Solve Inverse Kinematics Problem in MATLAB – Fusion of Engineering, Control, Coding, Machine Learning, and Science

In this post, we learn how to solve an inverse kinematics problem in MATLAB. In our previous post, which can be found here, we provided an introduction to the inverse kinematics problem. We explained how to analytically solve the inverse kinematics problem. However, in many cases it is either not possible to find the analytical solution or the analytical solution is too complex. In such cases, it is preferable to numerically approximate the solution. In this post and in the accompanying video we will explain how to compute the analytical solution. The YouTube video accompanying this post is given here

Consider a manipulator with two rotational degrees of freedom $\theta_{1}$ and $\theta_{2}$ shown in the figure below.

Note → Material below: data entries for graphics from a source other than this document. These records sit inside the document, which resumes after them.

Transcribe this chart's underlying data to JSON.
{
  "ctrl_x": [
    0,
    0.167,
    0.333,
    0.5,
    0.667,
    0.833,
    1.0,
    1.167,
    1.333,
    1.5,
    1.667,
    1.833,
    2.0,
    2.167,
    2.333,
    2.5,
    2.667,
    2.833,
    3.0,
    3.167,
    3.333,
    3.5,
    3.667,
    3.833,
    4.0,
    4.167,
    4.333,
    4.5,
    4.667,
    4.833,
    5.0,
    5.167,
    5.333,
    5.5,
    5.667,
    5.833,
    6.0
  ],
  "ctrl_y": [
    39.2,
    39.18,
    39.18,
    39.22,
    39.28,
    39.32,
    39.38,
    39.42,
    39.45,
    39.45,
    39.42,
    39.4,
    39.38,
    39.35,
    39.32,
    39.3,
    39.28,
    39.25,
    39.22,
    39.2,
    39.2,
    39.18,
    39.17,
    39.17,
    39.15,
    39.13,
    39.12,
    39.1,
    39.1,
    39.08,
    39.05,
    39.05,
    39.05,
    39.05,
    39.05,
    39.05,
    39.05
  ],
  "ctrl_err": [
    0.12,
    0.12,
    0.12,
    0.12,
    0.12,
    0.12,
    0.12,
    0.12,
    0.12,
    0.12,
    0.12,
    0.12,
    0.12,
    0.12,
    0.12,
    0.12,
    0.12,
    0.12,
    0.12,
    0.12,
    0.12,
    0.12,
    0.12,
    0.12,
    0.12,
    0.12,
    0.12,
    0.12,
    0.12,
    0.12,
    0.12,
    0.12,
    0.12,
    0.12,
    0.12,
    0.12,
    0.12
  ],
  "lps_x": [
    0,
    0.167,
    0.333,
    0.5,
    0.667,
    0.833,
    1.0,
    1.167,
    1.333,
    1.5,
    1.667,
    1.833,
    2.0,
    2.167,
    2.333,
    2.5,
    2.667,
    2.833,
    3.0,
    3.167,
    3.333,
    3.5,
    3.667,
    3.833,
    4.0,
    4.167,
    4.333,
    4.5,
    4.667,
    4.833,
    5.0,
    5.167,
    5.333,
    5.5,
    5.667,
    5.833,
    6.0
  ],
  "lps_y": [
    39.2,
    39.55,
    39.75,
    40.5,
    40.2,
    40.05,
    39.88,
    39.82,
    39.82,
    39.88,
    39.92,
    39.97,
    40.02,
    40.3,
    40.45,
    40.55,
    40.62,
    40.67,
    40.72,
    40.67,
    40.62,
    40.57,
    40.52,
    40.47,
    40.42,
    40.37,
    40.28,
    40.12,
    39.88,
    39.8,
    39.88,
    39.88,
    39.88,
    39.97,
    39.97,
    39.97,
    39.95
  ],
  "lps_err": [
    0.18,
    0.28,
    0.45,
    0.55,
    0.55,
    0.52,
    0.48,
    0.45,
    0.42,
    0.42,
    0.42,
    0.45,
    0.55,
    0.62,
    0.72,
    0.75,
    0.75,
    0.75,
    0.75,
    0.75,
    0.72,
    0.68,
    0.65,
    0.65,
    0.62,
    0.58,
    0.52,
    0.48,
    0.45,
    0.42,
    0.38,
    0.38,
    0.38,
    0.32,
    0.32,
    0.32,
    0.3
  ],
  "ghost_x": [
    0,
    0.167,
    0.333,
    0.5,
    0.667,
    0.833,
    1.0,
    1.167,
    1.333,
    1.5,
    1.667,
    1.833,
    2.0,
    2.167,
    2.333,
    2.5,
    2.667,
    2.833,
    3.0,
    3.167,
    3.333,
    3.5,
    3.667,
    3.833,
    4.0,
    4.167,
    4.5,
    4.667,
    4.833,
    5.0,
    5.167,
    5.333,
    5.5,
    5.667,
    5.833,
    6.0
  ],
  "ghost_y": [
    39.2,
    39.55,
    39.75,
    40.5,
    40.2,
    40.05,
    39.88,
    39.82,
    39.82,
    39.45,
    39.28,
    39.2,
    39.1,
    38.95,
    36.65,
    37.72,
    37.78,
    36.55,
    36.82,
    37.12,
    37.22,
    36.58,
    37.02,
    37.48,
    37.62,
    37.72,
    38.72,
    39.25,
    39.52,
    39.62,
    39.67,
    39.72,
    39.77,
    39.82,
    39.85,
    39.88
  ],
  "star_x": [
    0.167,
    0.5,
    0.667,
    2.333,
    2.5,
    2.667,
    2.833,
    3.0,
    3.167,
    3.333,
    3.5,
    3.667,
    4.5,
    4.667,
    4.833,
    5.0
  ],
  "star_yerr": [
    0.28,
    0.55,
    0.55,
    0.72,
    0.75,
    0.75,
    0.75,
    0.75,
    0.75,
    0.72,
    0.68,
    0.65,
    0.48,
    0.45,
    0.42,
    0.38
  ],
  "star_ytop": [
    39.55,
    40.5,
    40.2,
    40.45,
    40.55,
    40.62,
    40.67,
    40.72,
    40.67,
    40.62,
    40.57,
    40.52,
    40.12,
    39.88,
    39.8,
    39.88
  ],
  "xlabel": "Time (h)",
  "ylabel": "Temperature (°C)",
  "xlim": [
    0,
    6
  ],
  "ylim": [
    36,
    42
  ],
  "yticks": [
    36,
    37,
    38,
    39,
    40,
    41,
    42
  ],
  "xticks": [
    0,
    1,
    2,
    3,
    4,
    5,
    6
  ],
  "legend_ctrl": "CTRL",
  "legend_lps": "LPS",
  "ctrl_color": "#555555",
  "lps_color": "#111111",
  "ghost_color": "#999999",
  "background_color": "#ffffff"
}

Figure 1: Robotic manipulator with two degrees of freedom.

The inverse kinematics problem can be formulated as follows:

Given the coordinates x and y of the end-effector point C (world coordinates), compute the angles $\theta_{1}$ and $\theta_{2}$ (local joint coordinates).

In the statement of the inverse kinematics problem, it is assumed that the lengths of the robotic segments $l_{1}$ and $l_{2}$ are given.

From Figure 1, we have

(1) $\begin{align*}x=l_{1}cos(\theta_{1})+l_{2}cos(\theta_{1}+\theta_{2}) \\y=l_{1}sin(\theta_{1})+l_{2}sin(\theta_{1}+\theta_{2})\end{align*}$

Now, for given $x$ and $y$ , and for given $l_{1}$ and $l_{2}$ , the equations (1) represent a system of nonlinear equations where unknown variables are $\theta_{1}$ and $\theta_{2}$ .

In the post given here, we explained how to solve a system of nonlinear equations in MATLAB. In this post, we follow the explained procedure. First, we transform the system (1) as follows

(2) $\begin{align*}x-l_{1}cos(\theta_{1})-l_{2}cos(\theta_{1}+\theta_{2}) =0\\y-l_{1}sin(\theta_{1})-l_{2}sin(\theta_{1}+\theta_{2}) =0\end{align*}$

First, we define a MATLAB function that describes the system (2)

function F=kinematics(theta,x,y,l1,l2)
F=[x-l1*cos(theta(1))-l2*cos(theta(1)+theta(2));
   y-l1*sin(theta(1))-l2*sin(theta(1)+theta(2))];
end

We save this function in the file called “kinematics.m”, and add the folder in which this function is saved to the MATLAB path.

This MATLAB function is called from the following MATLAB code

clear, pack, clc
% Possible algorithms 'trust-region-dogleg', 'trust-region', or 'levenberg-marquardt'
options = optimoptions(@fsolve,'Algorithm','trust-region','Display','iter','UseParallel',false,'OptimalityTolerance',1.0000e-8,'FunctionTolerance',1.0000e-12)

%% test cases
%x=0.8; y=0; l1=0.3;l2=0.5; % horizonal position, theta1=0 [deg], theta2=0 [deg]
x=0.4; y=0.4; l1=0.4;l2=0.4; % horizonal position, theta1=0 [deg], theta2=90 [deg]

% initial guess in degrees
% initialGuessDegrees=[10; 10]  % for 0-0
initialGuessDegrees=[20; 60]

% initial guess in radians
initialGuessRadians=initialGuessDegrees*(pi/180)

 
[solutionThetaRadians] = fsolve(@(theta)kinematics(theta,x,y,l1,l2),initialGuessRadians,options)
 
kinematics(solutionThetaRadians,x,y,l1,l2)

solutionThetaDegrees=solutionThetaRadians*(180/pi)

To solve the system of nonlinear equations, we need to specify $x,y,l_{1}$ and $l_{2}$ . This is done on code lines 6-7. We consider two test cases. In the first case, $\theta_{1}=0$ and $\theta_{2}=0$ . The second case is $\theta_{1}= 0$ and $\theta_{2}= 0$ . Then for these cases, we define initial guesses of $\theta_{1}$ and $\theta_{2}$ . To solve the system of nonlinear equations we need to specify the initial conditions. On code line 14, we transform initial guesses to radians. Code line 17 is used to solve the system of nonlinear equations. Code line 19 is used to verify the solution, by evaluating the right-hand side of (2). Code line 21 is used to transform the solution to degrees.